Particulièrement bien rythmé, le récit avance vite et même s’il est bien plus complexe que tous longs-métrages précédents, exception faite d’Alice au pays des merveilles, le scénario est toujours parfaitement clair. La prouesse mérite d’être relevée quand on compare ne serait-ce que le nombre de personnages ici, par rapport au nombre de personnages dans Cendrillon par exemple. Il y a Peter Pan naturellement, il y a Wendy et ses deux frères, il y a les enfants sauvages, les pirates et le Capitaine Crochet, mais aussi les Indiens, les sirènes, les deux parents également. L’ensemble est riche, mais pas indigeste, signe sans doute que l’adaptation est une réussite. Le résultat est sans doute moins riche que la pièce de J.M. Barrie, mais ce n’est pas très grave, d’autant que les choix du studio s’avèrent payants. Peter Pan raconte d’un côté le récit allégorique d’un passage à l’âge adulte pour Wendy qui refuse de grandir au départ, gagne en maturité avec Peter et les autres, et finalement accepte de ne plus être une enfant à la fin. En parallèle, le personnage de Peter Pan est à l’extrême opposé, avec ce choix intéressant de la part du studio de le représenter non pas comme un enfant, mais comme un adolescent qui attire toutes les filles, sans rien en faire. Lui ne change pas d’opinion et ne veut pas passer à la suite de sa vie, c’est pourquoi le happy end que l’on pouvait attendre n’a pas lieu : il reste loin de Wendy, dans son pays imaginaire. Ce dernier offre par ailleurs de nombreuses opportunités, tant en matière d’aventures avec une succession de péripéties assez folles, mais aussi d’humour avec les personnages du pirate et surtout du crocodile. Dans la pièce originale, ce dernier est absent de la scène, il n’est évoqué que par le bruit que fait le réveil dans son ventre. Disney en fait un personnage comique et si c’est assez banal comme traitement, il faut bien reconnaître que cela fonctionne très bien et le film est assez drôle, ce qui n’était pas tout à fait le cas de ses deux prédécesseurs.
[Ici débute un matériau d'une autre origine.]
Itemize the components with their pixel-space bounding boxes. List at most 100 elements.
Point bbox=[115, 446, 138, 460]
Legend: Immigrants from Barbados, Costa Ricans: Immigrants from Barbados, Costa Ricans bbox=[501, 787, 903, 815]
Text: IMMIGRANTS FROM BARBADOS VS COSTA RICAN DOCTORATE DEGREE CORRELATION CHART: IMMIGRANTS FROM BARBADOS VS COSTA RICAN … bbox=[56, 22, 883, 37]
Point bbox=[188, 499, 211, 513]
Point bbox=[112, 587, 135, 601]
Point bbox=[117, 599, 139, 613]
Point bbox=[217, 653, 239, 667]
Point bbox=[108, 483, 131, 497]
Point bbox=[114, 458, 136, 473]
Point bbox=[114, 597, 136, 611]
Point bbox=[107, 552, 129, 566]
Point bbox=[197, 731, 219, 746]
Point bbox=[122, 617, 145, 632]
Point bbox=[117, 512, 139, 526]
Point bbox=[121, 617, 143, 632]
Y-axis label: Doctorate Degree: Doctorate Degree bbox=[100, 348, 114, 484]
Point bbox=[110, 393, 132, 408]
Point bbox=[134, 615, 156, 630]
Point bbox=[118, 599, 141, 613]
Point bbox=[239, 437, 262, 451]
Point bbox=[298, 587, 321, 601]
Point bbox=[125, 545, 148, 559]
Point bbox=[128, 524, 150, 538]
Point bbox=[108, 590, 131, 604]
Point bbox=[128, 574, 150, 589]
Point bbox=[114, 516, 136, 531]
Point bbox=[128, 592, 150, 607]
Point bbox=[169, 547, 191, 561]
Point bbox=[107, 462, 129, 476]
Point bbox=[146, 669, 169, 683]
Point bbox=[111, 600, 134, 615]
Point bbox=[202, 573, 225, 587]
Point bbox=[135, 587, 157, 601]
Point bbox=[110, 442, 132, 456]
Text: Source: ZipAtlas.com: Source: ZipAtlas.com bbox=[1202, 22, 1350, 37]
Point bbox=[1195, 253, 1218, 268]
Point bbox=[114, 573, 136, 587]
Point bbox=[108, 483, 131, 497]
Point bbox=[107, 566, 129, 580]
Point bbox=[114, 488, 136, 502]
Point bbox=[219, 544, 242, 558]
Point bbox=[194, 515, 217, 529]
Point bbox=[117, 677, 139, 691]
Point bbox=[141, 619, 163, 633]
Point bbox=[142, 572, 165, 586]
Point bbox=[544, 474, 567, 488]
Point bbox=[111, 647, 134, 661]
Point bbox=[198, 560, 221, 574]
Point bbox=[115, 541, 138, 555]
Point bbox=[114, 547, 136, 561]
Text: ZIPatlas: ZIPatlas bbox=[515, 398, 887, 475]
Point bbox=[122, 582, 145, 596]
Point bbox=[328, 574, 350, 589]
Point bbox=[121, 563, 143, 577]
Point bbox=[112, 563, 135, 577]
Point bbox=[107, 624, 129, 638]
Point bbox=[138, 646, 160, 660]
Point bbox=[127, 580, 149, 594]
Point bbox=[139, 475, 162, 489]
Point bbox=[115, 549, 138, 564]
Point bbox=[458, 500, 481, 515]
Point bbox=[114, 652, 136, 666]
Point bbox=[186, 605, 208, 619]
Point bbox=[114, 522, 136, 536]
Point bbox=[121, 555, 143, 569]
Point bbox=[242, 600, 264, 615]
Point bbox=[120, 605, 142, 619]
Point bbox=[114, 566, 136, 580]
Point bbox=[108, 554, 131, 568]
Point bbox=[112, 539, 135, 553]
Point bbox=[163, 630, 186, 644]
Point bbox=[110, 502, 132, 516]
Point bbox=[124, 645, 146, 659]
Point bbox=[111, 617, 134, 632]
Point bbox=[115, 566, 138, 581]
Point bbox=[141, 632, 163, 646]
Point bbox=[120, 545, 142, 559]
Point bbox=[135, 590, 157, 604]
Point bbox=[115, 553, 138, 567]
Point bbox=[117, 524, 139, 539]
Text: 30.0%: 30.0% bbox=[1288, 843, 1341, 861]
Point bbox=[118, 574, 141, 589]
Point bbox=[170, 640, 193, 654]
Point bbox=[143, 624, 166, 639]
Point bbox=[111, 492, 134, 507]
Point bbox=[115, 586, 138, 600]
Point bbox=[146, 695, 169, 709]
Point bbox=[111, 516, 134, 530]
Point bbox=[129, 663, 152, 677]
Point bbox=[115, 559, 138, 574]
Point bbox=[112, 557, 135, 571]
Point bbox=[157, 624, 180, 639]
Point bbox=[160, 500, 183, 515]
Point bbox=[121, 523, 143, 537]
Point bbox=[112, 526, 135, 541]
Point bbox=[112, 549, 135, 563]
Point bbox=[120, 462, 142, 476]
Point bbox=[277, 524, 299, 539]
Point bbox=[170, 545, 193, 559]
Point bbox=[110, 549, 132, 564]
Devenu un classique incontestable, Peter Pan a été assez critiqué à sa sortie pour les libertés qu’il a pris par rapport à la pièce adaptée. Une critique que l’on a totalement oubliée aujourd’hui : le film de Walt Disney s’est imposé comme la référence, ce qui suffit à prouver sa réussite. Bien mené, amusant et touchant à la fois, le dessin animé incarne une forme de perfection pour les studios et reste toujours aujourd’hui un classique à voir, et à revoir.